Galleria Franco Noero

VIA MOTTALCIATA 10/B
10154, TORINO
ITALY
PIAZZA CARIGNANO 2
10123, TORINO
ITALY

Francesco Vezzoli
Le Metamorfosi di Francesco Vezzoli

09 June — 31 July 2015

Galleria Franco Noero is pleased to present The Metamorphoses of Francesco Vezzoli, a solo exhibition of works by Francesco Vezzoli, specially created by the artist for the premises in Via Mottalciata.

 

One of the most famous and celebrated Italian artists of the past twenty years, Vezzoli has made use both of classic forms of expression, such as sculpture and photography, and of decidedly less traditional media, of which his use of embroidery and television formats are but two examples. His highly personal artistic world is based on a complex interweaving of high and low references, which range from the history of art to cinema, through to music and literature.

 

In this exhibition, Vezzoli takes inspiration from Ovid's Metamorphoses, and in particular from the myth of Apollo and Marsyas, creating an unusual and quite stunning interpretation of the episode in which Marsyas is flayed alive, transforming the gallery into an allegorical space inhabited by two sculptures and nine light boxes. In his famous tale, Ovid tells of the irrepressible rage of Apollo, the god of music, against the satyr Marsyas, who is guilty of having challenged him with his aulòs, a wind instrument that had been thrown into a lake by Athena. Apollo accepts the challenge and calls the nine Muses to judge the contest. The jury are particularly struck to begin with by the melodies that Marsyas makes with his aulòs, so Apollo, fearing defeat, begins to play his lyre and to sing at the same time, challenging his rival to do the same. Unable to sing and play on a wind instrument simultaneously, the satyr gives in and the god is declared victorious. As punishment for having dared compete with a god, Apollo subjects Marsyas to the most terrible torture, having him bound to a tree and flayed alive.

 

Vezzoli reinterprets the famous story and intervenes in the layout of the space, creating a fixed route that gradually takes the visitors towards the scene that he has created in the central part of the gallery. The first passage leads us into the presence of the nine Muses – silent judges and witnesses shown here in a new series of light-box works.

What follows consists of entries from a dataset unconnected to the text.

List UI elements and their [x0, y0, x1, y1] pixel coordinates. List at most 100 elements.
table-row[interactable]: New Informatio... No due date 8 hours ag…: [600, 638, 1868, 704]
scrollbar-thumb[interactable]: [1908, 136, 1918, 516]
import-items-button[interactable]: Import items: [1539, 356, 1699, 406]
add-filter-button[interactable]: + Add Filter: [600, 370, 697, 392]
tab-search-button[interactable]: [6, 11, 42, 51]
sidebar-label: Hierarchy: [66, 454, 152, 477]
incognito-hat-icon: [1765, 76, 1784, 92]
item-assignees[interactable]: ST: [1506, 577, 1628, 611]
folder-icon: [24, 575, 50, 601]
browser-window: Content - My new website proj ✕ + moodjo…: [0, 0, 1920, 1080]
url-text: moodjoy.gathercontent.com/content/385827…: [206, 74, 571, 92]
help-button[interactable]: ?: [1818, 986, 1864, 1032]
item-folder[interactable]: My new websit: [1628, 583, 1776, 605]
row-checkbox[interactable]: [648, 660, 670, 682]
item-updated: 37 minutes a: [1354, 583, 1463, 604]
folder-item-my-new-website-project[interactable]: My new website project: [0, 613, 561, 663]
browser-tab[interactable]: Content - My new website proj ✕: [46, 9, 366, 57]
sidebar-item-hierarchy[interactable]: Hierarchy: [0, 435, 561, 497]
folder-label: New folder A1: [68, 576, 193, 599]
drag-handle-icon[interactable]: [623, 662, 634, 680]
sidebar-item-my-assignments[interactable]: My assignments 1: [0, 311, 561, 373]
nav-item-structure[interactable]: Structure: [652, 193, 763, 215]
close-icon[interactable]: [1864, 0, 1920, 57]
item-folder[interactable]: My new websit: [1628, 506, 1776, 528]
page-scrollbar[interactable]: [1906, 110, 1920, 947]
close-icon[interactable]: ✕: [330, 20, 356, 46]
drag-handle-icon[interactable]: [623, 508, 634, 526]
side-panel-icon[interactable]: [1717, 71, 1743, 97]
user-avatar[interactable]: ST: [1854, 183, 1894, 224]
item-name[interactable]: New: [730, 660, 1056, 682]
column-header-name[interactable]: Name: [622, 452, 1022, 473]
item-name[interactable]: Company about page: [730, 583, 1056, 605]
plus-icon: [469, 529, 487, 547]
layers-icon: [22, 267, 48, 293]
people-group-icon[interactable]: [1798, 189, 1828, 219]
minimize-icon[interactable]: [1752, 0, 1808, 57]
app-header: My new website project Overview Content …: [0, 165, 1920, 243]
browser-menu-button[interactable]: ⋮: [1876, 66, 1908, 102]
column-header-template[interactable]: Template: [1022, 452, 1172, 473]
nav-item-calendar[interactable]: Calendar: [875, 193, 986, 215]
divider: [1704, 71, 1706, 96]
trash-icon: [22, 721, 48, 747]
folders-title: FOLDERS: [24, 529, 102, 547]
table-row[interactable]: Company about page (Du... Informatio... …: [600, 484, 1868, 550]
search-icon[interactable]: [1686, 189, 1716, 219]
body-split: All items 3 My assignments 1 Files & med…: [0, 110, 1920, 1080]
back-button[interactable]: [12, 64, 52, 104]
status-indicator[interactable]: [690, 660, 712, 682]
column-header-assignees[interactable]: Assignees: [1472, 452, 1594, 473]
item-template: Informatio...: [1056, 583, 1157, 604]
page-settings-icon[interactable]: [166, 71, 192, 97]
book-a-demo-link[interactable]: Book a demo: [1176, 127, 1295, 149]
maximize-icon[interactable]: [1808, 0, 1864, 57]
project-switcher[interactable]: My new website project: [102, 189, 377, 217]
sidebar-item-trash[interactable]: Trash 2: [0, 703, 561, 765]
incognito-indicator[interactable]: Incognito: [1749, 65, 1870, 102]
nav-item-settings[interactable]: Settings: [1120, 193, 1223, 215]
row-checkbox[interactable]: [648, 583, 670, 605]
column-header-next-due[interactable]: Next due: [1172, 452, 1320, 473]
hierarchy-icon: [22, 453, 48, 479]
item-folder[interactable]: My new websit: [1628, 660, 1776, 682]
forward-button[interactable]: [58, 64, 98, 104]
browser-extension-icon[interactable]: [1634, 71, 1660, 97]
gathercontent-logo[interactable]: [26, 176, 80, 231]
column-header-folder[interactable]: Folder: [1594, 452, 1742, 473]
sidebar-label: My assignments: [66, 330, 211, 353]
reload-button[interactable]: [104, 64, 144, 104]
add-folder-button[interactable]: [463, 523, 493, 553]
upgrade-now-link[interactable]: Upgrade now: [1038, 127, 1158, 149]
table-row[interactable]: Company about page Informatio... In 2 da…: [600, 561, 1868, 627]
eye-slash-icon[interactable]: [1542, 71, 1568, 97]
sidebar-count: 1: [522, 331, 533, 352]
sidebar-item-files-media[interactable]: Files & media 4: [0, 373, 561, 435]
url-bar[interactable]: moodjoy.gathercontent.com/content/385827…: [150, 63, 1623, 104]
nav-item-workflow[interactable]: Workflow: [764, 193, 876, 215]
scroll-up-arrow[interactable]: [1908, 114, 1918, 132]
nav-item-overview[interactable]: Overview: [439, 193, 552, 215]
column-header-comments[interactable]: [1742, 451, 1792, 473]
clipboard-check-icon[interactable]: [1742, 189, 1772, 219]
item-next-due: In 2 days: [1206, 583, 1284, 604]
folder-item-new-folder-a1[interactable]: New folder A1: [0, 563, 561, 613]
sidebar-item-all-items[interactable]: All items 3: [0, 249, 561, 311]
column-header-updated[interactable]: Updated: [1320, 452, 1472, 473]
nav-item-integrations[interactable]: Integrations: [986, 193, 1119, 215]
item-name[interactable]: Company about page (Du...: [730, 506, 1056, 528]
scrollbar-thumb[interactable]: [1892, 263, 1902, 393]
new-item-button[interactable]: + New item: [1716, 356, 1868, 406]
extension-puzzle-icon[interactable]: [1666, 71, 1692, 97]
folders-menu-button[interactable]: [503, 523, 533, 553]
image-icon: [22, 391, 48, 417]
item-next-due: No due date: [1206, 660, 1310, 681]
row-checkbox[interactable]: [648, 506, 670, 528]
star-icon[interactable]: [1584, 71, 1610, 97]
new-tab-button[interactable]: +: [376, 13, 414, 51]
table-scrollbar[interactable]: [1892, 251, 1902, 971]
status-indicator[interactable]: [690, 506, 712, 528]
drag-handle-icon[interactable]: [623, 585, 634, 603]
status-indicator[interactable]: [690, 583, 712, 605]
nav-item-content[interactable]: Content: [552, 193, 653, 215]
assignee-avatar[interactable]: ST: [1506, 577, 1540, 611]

These are inspired by fifteenth-century engravings known as the Muses of the Mantegna Tarot, which have always – though possibly erroneously – been attributed to Mantegna himself, and which are one of the earliest examples of "high" art with a popular, social function. Upon entering the central area, visitors find themselves in the presence of an original Roman sculpture in marble dating from the first century AD (with eighteenth-century additions). The statue is of a satyr, over which looms a contemporary sculpture that portrays the god Apollo in his best-known and most exploited iconography, as the Belvedere Apollo. The latter has the features of the artist himself and we see him inflicting the terrible punishment on the satyr who has dared to challenge him, as we read in the story by Ovid – an author who has recently been blacklisted by students at the Columbia University in America as too politically incorrect, "sexually explicit and violent".

 

The Metamorphoses of Francesco Vezzoli is an operation that condenses past and present, entering into a dialectic between the antique and the non-antique, between classical aesthetic and contemporary iconicity, which are key to the artist's recent work.

 

Francesco Vezzoli (Brescia, 1971) lives and works in Milan. His work has been shown in solo exhibitions in public and private institutions, including the Galleria Comunale d'Arte Moderna in Bologna (2000), Castello di Rivoli (2002), New Museum, New York (2002), Museu Serralves, Oporto (2005), Tate Modern, London (2006), The Power Plant, Toronto (2007), Moderna Museet, Stockholm (2009), Jeu de Paume, Paris (2009), MAXXI, Rome (2013), QMA, Qatar (2013), MOCA, Los Angeles (2014), and MoMA PS1, New York (2014). He has also taken part in many festivals, including the Istanbul Biennial (1999), Venice Biennale (2001, 2005 and 2007), Liverpool Biennial (2002), Sao Paulo Biennale (2004), Prague Biennale (2005), Whitney Biennial (2006), Shanghai Biennale (2006), and Taipei Biennial (2006).